Transformational Leadership

The Leader's position is surprisingly specific. It is often extremely demanding, but always inspirational. Doing it, one feels a great creative freedom and the possibility of a continuous personal development.

In my previous years of managing and leadership experience, I tried as much as I could to continuously develop myself in achieving good results. What I have learned is that my results were always connected with performance of my team and that I must invest a great effort in improving the effectiveness of the people who work for me.

I constantly require that each of my team members produce results beyond and out of the ordinary, especially beyond the line they thought as their maximum. To achieve this goal, I realized that I must act as a Transformer.


The definition of Transformational Leadership

  • A person with transformational leadership style inspires his team constantly with a shared vision of the future.
  • Transformational leaders are highly visible and spend a lot of time communicating.
  • They do not necessarily lead from the front, as they tend to delegate responsibility amongst their team.
  • The transformational leaders look after initiatives that add value.


Leader’s transformational work

After finding strong connection of my results with performance of my team, I finally managed to form five basic rules for transformational kind of work with employees, based on well known Reiki principles.



Leader knows that each employee has a certain role in the leader's personal development.

The rule of personal development is based on the Reiki principle of peace, non-anger, happiness and patience. By accepting this rule, a leader becomes aware of the fact that any kind of anger at employees is completely useless.

Anger usually stems from fear, and every time it shows up, the leader should ask himself what he is afraid of. Is it the fear of being mistaken, or the fear of the failure of the entire part of the task that the leader feels responsible for?

After years of using this rule I can say with certainty that the mere act of accepting this rule brings a considerable relief in a leader's work.



Leader always get maximally prepared for each communication with his employees.

The rule of maximal preparedness is based on the Reiki principle of honor and discipline. By accepting this rule, the leader becomes aware of the need for discipline in his work, which eventually leads to honorable performance.

Showing interest in the employees' activities is considered part of this rule. For example, in manufacturing companies, it is indispensable that the new leader asks the employees to organize a detailed visit of the manufacturing plant as soon as possible.

The purpose of this rule is to gain complete confidence of the employees that the leader works with. Complex tasks are always risky, and risks demand confidence.

By preparing as much as possible, the leader will spot the risky parts of his workload, and probably of the mutual job with employees in general.

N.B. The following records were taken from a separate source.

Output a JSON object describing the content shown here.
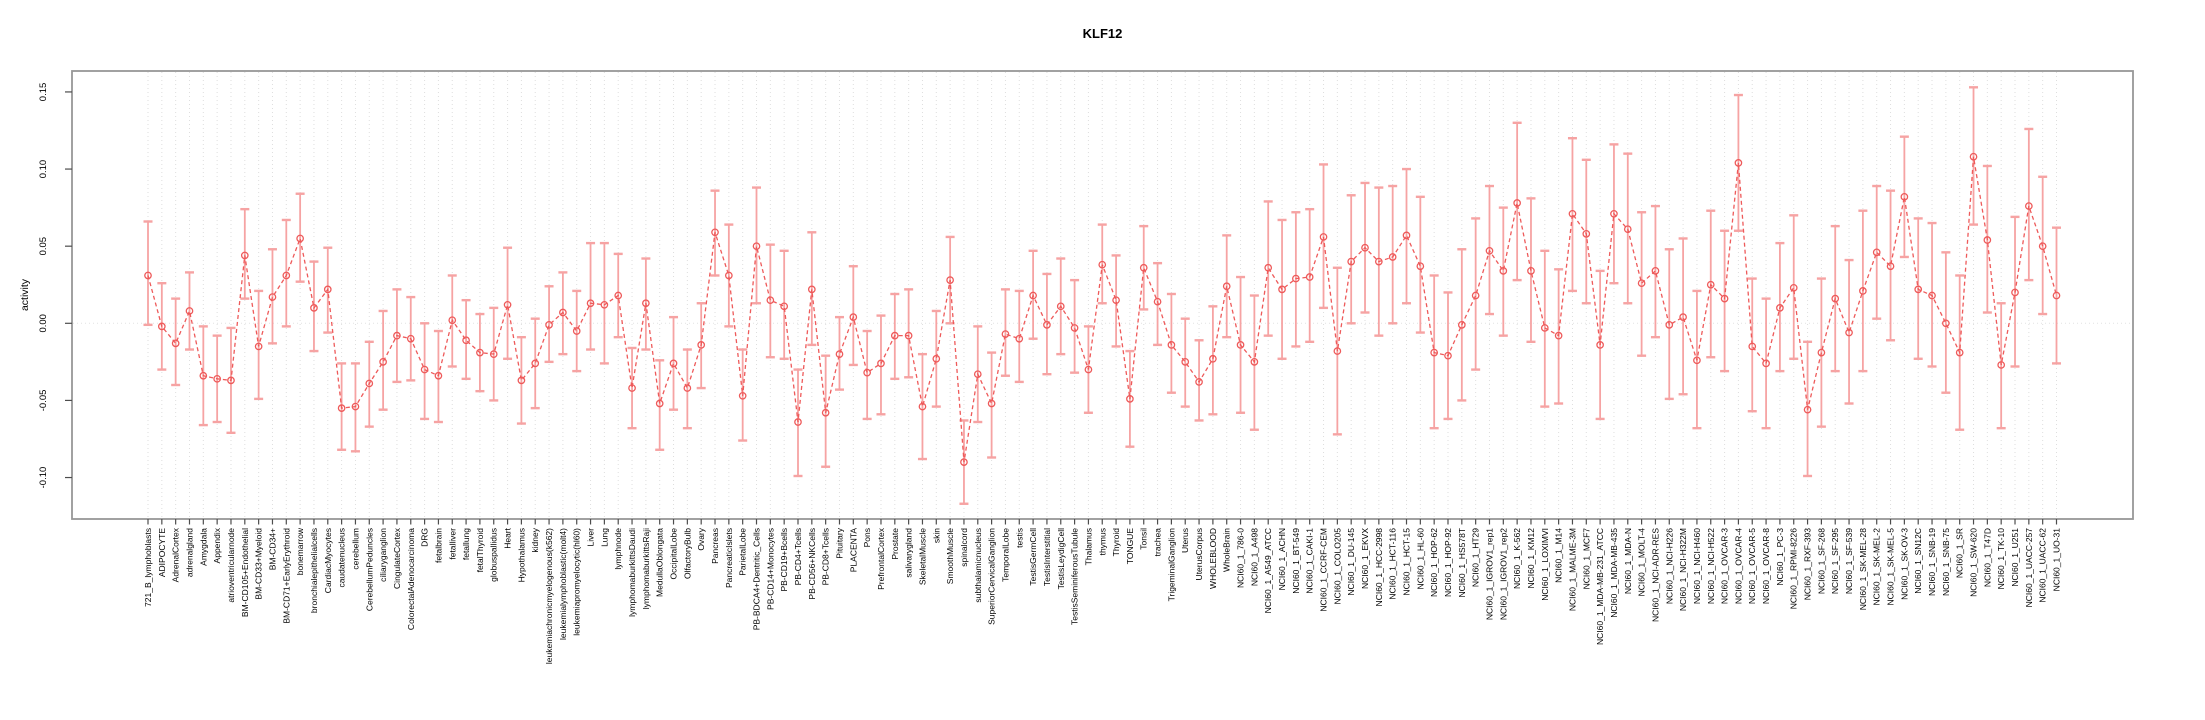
{
  "chart_data": {
    "type": "line",
    "subtype": "points-with-error-bars",
    "title": "KLF12",
    "xlabel": "",
    "ylabel": "activity",
    "legend": "none",
    "grid": "vertical dotted gridline per category, dotted horizontal line at y=0",
    "ylim": [
      -0.127,
      0.162
    ],
    "y_ticks": [
      -0.1,
      -0.05,
      0.0,
      0.05,
      0.1,
      0.15
    ],
    "y_tick_labels": [
      "-0.10",
      "-0.05",
      "0.00",
      "0.05",
      "0.10",
      "0.15"
    ],
    "colors": {
      "point_and_line": "#ee5a5a",
      "error_bar": "#f6a3a3",
      "gridline": "#dedede",
      "zero_line": "#e2e2e2",
      "box": "#979797",
      "tick": "#4d4d4d",
      "text": "#000000",
      "background": "#ffffff"
    },
    "categories": [
      "721_B_lymphoblasts",
      "ADIPOCYTE",
      "AdrenalCortex",
      "adrenalgland",
      "Amygdala",
      "Appendix",
      "atrioventricularnode",
      "BM-CD105+Endothelial",
      "BM-CD33+Myeloid",
      "BM-CD34+",
      "BM-CD71+EarlyErythroid",
      "bonemarrow",
      "bronchialepithelialcells",
      "CardiacMyocytes",
      "caudatenucleus",
      "cerebellum",
      "CerebellumPeduncles",
      "ciliaryganglion",
      "CingulateCortex",
      "ColorectalAdenocarcinoma",
      "DRG",
      "fetalbrain",
      "fetalliver",
      "fetallung",
      "fetalThyroid",
      "globuspallidus",
      "Heart",
      "Hypothalamus",
      "kidney",
      "leukemiachronicmyelogenous(k562)",
      "leukemialymphoblastic(molt4)",
      "leukemiapromyelocytic(hl60)",
      "Liver",
      "Lung",
      "lymphnode",
      "lymphomaburkittsDaudi",
      "lymphomaburkittsRaji",
      "MedullaOblongata",
      "OccipitalLobe",
      "OlfactoryBulb",
      "Ovary",
      "Pancreas",
      "PancreaticIslets",
      "ParietalLobe",
      "PB-BDCA4+Dentritic_Cells",
      "PB-CD14+Monocytes",
      "PB-CD19+Bcells",
      "PB-CD4+Tcells",
      "PB-CD56+NKCells",
      "PB-CD8+Tcells",
      "Pituitary",
      "PLACENTA",
      "Pons",
      "PrefrontalCortex",
      "Prostate",
      "salivarygland",
      "SkeletalMuscle",
      "skin",
      "SmoothMuscle",
      "spinalcord",
      "subthalamicnucleus",
      "SuperiorCervicalGanglion",
      "TemporalLobe",
      "testis",
      "TestisGermCell",
      "TestisInterstitial",
      "TestisLeydigCell",
      "TestisSeminiferousTubule",
      "Thalamus",
      "thymus",
      "Thyroid",
      "TONGUE",
      "Tonsil",
      "trachea",
      "TrigeminalGanglion",
      "Uterus",
      "UterusCorpus",
      "WHOLEBLOOD",
      "WholeBrain",
      "NCI60_1_786-0",
      "NCI60_1_A498",
      "NCI60_1_A549_ATCC",
      "NCI60_1_ACHN",
      "NCI60_1_BT-549",
      "NCI60_1_CAKI-1",
      "NCI60_1_CCRF-CEM",
      "NCI60_1_COLO205",
      "NCI60_1_DU-145",
      "NCI60_1_EKVX",
      "NCI60_1_HCC-2998",
      "NCI60_1_HCT-116",
      "NCI60_1_HCT-15",
      "NCI60_1_HL-60",
      "NCI60_1_HOP-62",
      "NCI60_1_HOP-92",
      "NCI60_1_HS578T",
      "NCI60_1_HT29",
      "NCI60_1_IGROV1_rep1",
      "NCI60_1_IGROV1_rep2",
      "NCI60_1_K-562",
      "NCI60_1_KM12",
      "NCI60_1_LOXIMVI",
      "NCI60_1_M14",
      "NCI60_1_MALME-3M",
      "NCI60_1_MCF7",
      "NCI60_1_MDA-MB-231_ATCC",
      "NCI60_1_MDA-MB-435",
      "NCI60_1_MDA-N",
      "NCI60_1_MOLT-4",
      "NCI60_1_NCI-ADR-RES",
      "NCI60_1_NCI-H226",
      "NCI60_1_NCI-H322M",
      "NCI60_1_NCI-H460",
      "NCI60_1_NCI-H522",
      "NCI60_1_OVCAR-3",
      "NCI60_1_OVCAR-4",
      "NCI60_1_OVCAR-5",
      "NCI60_1_OVCAR-8",
      "NCI60_1_PC-3",
      "NCI60_1_RPMI-8226",
      "NCI60_1_RXF-393",
      "NCI60_1_SF-268",
      "NCI60_1_SF-295",
      "NCI60_1_SF-539",
      "NCI60_1_SK-MEL-28",
      "NCI60_1_SK-MEL-2",
      "NCI60_1_SK-MEL-5",
      "NCI60_1_SK-OV-3",
      "NCI60_1_SN12C",
      "NCI60_1_SNB-19",
      "NCI60_1_SNB-75",
      "NCI60_1_SR",
      "NCI60_1_SW-620",
      "NCI60_1_T47D",
      "NCI60_1_TK-10",
      "NCI60_1_U251",
      "NCI60_1_UACC-257",
      "NCI60_1_UACC-62",
      "NCI60_1_UO-31"
    ],
    "values": [
      0.031,
      -0.002,
      -0.013,
      0.008,
      -0.034,
      -0.036,
      -0.037,
      0.044,
      -0.015,
      0.017,
      0.031,
      0.055,
      0.01,
      0.022,
      -0.055,
      -0.054,
      -0.039,
      -0.025,
      -0.008,
      -0.01,
      -0.03,
      -0.034,
      0.002,
      -0.011,
      -0.019,
      -0.02,
      0.012,
      -0.037,
      -0.026,
      -0.001,
      0.007,
      -0.005,
      0.013,
      0.012,
      0.018,
      -0.042,
      0.013,
      -0.052,
      -0.026,
      -0.042,
      -0.014,
      0.059,
      0.031,
      -0.047,
      0.05,
      0.015,
      0.011,
      -0.064,
      0.022,
      -0.058,
      -0.02,
      0.004,
      -0.032,
      -0.026,
      -0.008,
      -0.008,
      -0.054,
      -0.023,
      0.028,
      -0.09,
      -0.033,
      -0.052,
      -0.007,
      -0.01,
      0.018,
      -0.001,
      0.011,
      -0.003,
      -0.03,
      0.038,
      0.015,
      -0.049,
      0.036,
      0.014,
      -0.014,
      -0.025,
      -0.038,
      -0.023,
      0.024,
      -0.014,
      -0.025,
      0.036,
      0.022,
      0.029,
      0.03,
      0.056,
      -0.018,
      0.04,
      0.049,
      0.04,
      0.043,
      0.057,
      0.037,
      -0.019,
      -0.021,
      -0.001,
      0.018,
      0.047,
      0.034,
      0.078,
      0.034,
      -0.003,
      -0.008,
      0.071,
      0.058,
      -0.014,
      0.071,
      0.061,
      0.026,
      0.034,
      -0.001,
      0.004,
      -0.024,
      0.025,
      0.016,
      0.104,
      -0.015,
      -0.026,
      0.01,
      0.023,
      -0.056,
      -0.019,
      0.016,
      -0.006,
      0.021,
      0.046,
      0.037,
      0.082,
      0.022,
      0.018,
      0.0,
      -0.019,
      0.108,
      0.054,
      -0.027,
      0.02,
      0.076,
      0.05,
      0.018
    ],
    "err_lo": [
      -0.001,
      -0.03,
      -0.04,
      -0.017,
      -0.066,
      -0.064,
      -0.071,
      0.016,
      -0.049,
      -0.013,
      -0.002,
      0.027,
      -0.018,
      -0.006,
      -0.082,
      -0.083,
      -0.067,
      -0.056,
      -0.038,
      -0.037,
      -0.062,
      -0.064,
      -0.028,
      -0.036,
      -0.044,
      -0.05,
      -0.023,
      -0.065,
      -0.055,
      -0.025,
      -0.02,
      -0.031,
      -0.017,
      -0.026,
      -0.009,
      -0.068,
      -0.017,
      -0.082,
      -0.056,
      -0.068,
      -0.042,
      0.031,
      -0.002,
      -0.076,
      0.013,
      -0.022,
      -0.023,
      -0.099,
      -0.014,
      -0.093,
      -0.043,
      -0.027,
      -0.062,
      -0.059,
      -0.036,
      -0.035,
      -0.088,
      -0.054,
      0.0,
      -0.117,
      -0.064,
      -0.087,
      -0.034,
      -0.038,
      -0.01,
      -0.033,
      -0.02,
      -0.032,
      -0.058,
      0.013,
      -0.015,
      -0.08,
      0.009,
      -0.014,
      -0.045,
      -0.054,
      -0.063,
      -0.059,
      -0.009,
      -0.058,
      -0.069,
      -0.008,
      -0.023,
      -0.015,
      -0.012,
      0.01,
      -0.072,
      0.0,
      0.007,
      -0.008,
      0.0,
      0.013,
      -0.006,
      -0.068,
      -0.062,
      -0.05,
      -0.03,
      0.006,
      -0.008,
      0.028,
      -0.012,
      -0.054,
      -0.052,
      0.021,
      0.013,
      -0.062,
      0.026,
      0.013,
      -0.021,
      -0.009,
      -0.049,
      -0.046,
      -0.068,
      -0.022,
      -0.031,
      0.06,
      -0.057,
      -0.068,
      -0.031,
      -0.023,
      -0.099,
      -0.067,
      -0.031,
      -0.052,
      -0.031,
      0.003,
      -0.011,
      0.043,
      -0.023,
      -0.028,
      -0.045,
      -0.069,
      0.064,
      0.007,
      -0.068,
      -0.028,
      0.028,
      0.006,
      -0.026
    ],
    "err_hi": [
      0.066,
      0.026,
      0.016,
      0.033,
      -0.002,
      -0.008,
      -0.003,
      0.074,
      0.021,
      0.048,
      0.067,
      0.084,
      0.04,
      0.049,
      -0.026,
      -0.026,
      -0.012,
      0.008,
      0.022,
      0.017,
      0.0,
      -0.005,
      0.031,
      0.015,
      0.006,
      0.01,
      0.049,
      -0.009,
      0.003,
      0.024,
      0.033,
      0.021,
      0.052,
      0.052,
      0.045,
      -0.016,
      0.042,
      -0.024,
      0.004,
      -0.017,
      0.013,
      0.086,
      0.064,
      -0.017,
      0.088,
      0.051,
      0.047,
      -0.03,
      0.059,
      -0.021,
      0.004,
      0.037,
      -0.005,
      0.005,
      0.019,
      0.022,
      -0.02,
      0.008,
      0.056,
      -0.063,
      -0.002,
      -0.019,
      0.022,
      0.021,
      0.047,
      0.032,
      0.042,
      0.028,
      -0.002,
      0.064,
      0.044,
      -0.018,
      0.063,
      0.039,
      0.019,
      0.003,
      -0.011,
      0.011,
      0.057,
      0.03,
      0.018,
      0.079,
      0.067,
      0.072,
      0.074,
      0.103,
      0.036,
      0.083,
      0.091,
      0.088,
      0.089,
      0.1,
      0.082,
      0.031,
      0.02,
      0.048,
      0.068,
      0.089,
      0.075,
      0.13,
      0.081,
      0.047,
      0.035,
      0.12,
      0.106,
      0.034,
      0.116,
      0.11,
      0.072,
      0.076,
      0.048,
      0.055,
      0.021,
      0.073,
      0.06,
      0.148,
      0.029,
      0.016,
      0.052,
      0.07,
      -0.012,
      0.029,
      0.063,
      0.041,
      0.073,
      0.089,
      0.086,
      0.121,
      0.068,
      0.065,
      0.046,
      0.031,
      0.153,
      0.102,
      0.013,
      0.069,
      0.126,
      0.095,
      0.062
    ]
  }
}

The universal principle about honor in doing one's job, to which this rule is related, expects the leader to talk openly with the employees about these risks.

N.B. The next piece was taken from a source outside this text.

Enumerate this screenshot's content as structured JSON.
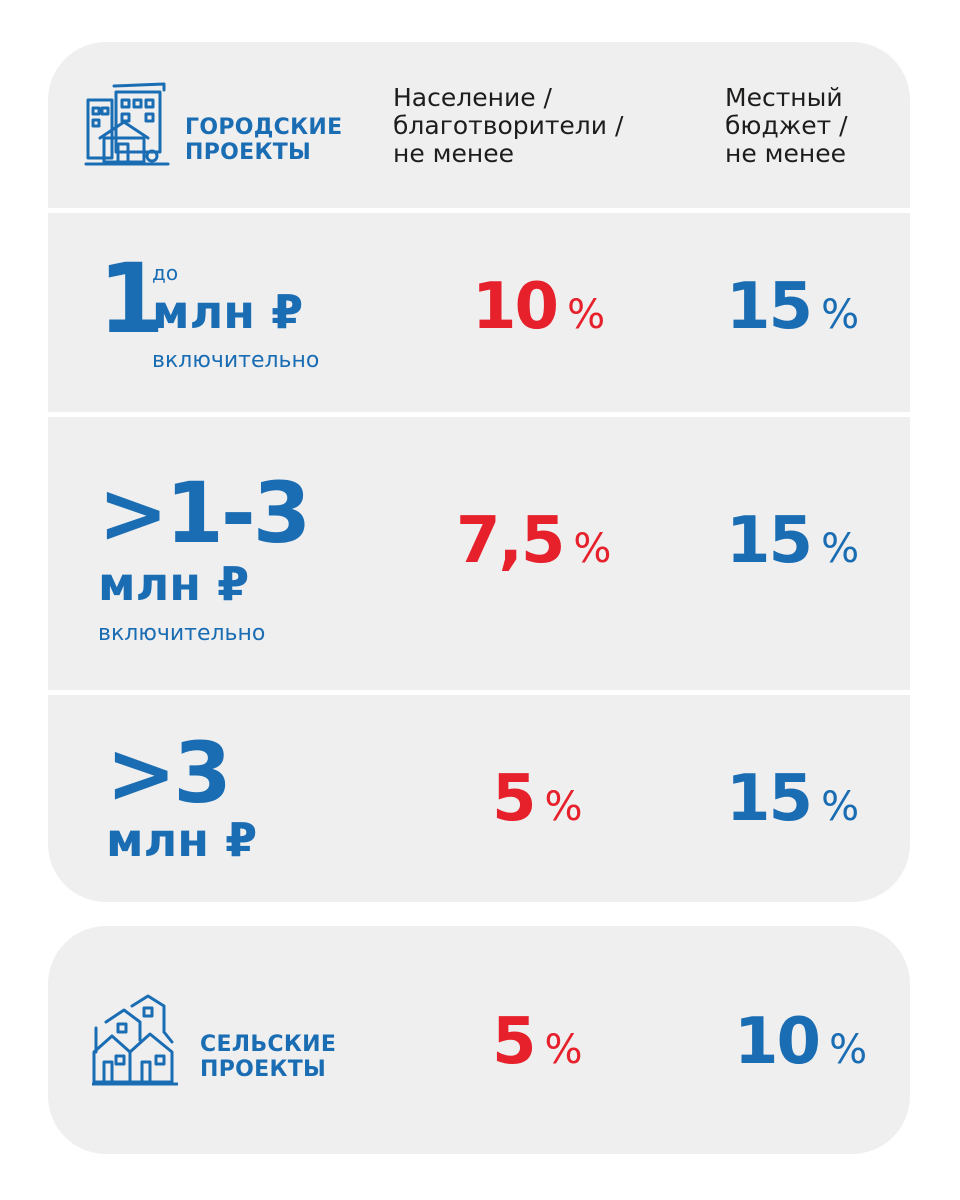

The purpose of every communication with the employees is to find the best solution.

This rule is based on the Reiki principle about non-worrying, serenity and confidence. Employees have to trust their leader, and this is why they subconsciously want the leaders to be always right.

The leader has confidence in the set of circumstances and uses his or her wisdom and knowledge to take all meetings and discussions towards finding the best solution.

Such an attitude on the leader’s part is natural and allows the leader to gain all the necessary confidence and peace of mind, and to achieve the state without any anxiety. The leader counts on his intuition supported by spiritual exercises, and on the experience acquired through working in previous jobs/companies, so that this self-confident approach fulfills the employee's desire to be led towards a successful finalization of the task.



When distributing tasks among leader and employees, leader always make sure the employees get a maximal workload.

This rule is based on the Reiki principle about criticism and respecting one's interlocutor. The leader maximally respects each employee and wants to empower him or her as much as possible to work independently.

This independence can be achieved only by gathering adequate experiences, which are provided to the employees by giving them an adequate quantity of different tasks. Not giving enough work to employees would imply a lack of respect for them; it would mean that they are given finished solutions instead of being taught how to solve the problems themselves.

Job distribution according to this rule does not cause resistance on the employees' part, because they are attracted by the desire for personal development; they justly perceive the increased workload and the newly acquired skills as their chance to make a career progress.



When giving merit for a job well done, the Leader give all the merit to the employees.

This rule is based on the Reiki principle about gratitude and forgiveness. According to the previous rule, the leader will delegate to the employees all the workload that he possibly can, so that he (the leader) may successfully conceive new tasks. When the big job is finished and it becomes clear that it has been successful, it is indispensable that the leader acts according to this rule and rightly accords all the merit for a job well done to the employees.

The employees are grateful to the leader for the path that they traveled together and for all the knowledge, skills and experience gained in the process, which is the principal condition for the cooperation between the leader and the employees making a long-term partnership.



Each of the above five rules has been proved as extremely important for transforming employees from passive and idle potential into proactive, brave and satisfied working force.

Transformational leaders should continually trying to empower their team by keeping them "in the know," by keeping them fully informed on everything that affects their jobs. They want and need to feel that they are “insiders,” that they are aware of everything that is going on.